Komisja Europejska rozpoczęła w ubiegłym tygodniu debatę na temat zniesienia blokad regionalnych na terenie Unii Europejskiej. Dzięki temu obywatele państw członkowskich mogliby korzystać ze wszystkich usług i sklepów internetowych, bez względu na miejsce zamieszkania.

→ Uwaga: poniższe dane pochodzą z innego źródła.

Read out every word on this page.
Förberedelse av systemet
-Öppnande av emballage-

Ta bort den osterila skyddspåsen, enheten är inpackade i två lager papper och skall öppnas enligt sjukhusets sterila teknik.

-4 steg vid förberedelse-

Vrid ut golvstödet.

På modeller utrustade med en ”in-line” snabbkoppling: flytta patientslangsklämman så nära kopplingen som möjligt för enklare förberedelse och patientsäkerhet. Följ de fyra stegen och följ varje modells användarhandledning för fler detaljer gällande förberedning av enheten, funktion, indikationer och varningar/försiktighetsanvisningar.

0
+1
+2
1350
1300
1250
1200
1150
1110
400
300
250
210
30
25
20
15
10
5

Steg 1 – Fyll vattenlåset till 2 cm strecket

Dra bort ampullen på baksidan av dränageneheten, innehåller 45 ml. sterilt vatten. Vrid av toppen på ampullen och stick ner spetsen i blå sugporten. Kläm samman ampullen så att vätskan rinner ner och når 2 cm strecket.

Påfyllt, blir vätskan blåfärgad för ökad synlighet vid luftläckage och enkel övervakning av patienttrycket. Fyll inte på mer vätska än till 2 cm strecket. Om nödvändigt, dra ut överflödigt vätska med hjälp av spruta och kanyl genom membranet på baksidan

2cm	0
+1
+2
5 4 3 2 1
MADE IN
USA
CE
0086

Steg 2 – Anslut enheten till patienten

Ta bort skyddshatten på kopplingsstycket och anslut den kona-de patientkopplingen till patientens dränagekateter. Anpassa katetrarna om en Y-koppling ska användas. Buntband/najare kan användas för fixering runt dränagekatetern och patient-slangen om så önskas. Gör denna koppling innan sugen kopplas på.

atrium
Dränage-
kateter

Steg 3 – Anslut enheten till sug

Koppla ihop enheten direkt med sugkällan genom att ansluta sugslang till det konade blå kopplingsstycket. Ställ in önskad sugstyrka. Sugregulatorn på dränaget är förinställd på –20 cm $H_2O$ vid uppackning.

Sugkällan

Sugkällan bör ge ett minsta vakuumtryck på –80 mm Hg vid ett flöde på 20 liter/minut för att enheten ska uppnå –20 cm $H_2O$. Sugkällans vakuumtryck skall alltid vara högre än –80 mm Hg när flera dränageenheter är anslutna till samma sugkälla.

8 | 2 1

Na stronie UE możemy znaleźć kilka głównych celów, jakie miałyby być zrealizowane w ramach projektu. Jest to między innymi lepszy dostęp konsumentów i przedsiębiorstw do towarów i usług cyfrowych. Unia Europejska chce ułatwić handel transgraniczny, zmniejszając ceny przesyłek oraz znosząc blokadę regionalną. Unowocześnienia ma się doczekać także prawo autorskie. Ma ono zapewniać równowagę pomiędzy interesami twórców a konsumentów. W końcu – uproszczone mają zostać zasady VAT, by zwiększyć transgraniczną działalność przedsiębiorstw.
Z dokumentu udostępnionego na stronie europa.eu czytamy również o stworzeniu odpowiednich warunków dla rozwoju sieci i usług cyfrowych czy tworzeniu europejskiej gospodarki cyfrowej o długofalowym potencjale wzrostu. Nas najbardziej jednak interesuje przytoczony powyżej fragment o zniesieniu blokady regionalnej.
Jeżeli faktycznie doszłoby do wcielenia planu w życie, wszystkie usługi funkcjonujące np. na terenie Wielkiej Brytanii musiałyby być otwarte na klientów np. z Polski. Na myśl od razu przychodzi wyczekiwany w naszym kraju Netflix. Użytkownicy mogliby korzystać z usług serwisu bez uciekania się do półśrodków w postaci VPN. To samo dotyczy gier np. na Steamie, które objęte są blokadą regionalną.
Oczywiście rozpoczęcie prac nad nowym projektem nie oznacza, że w najbliższych miesiącach wejdzie on w życie. Przed nami jeszcze długa droga, by móc normalnie korzystać z zagranicznych serwisów.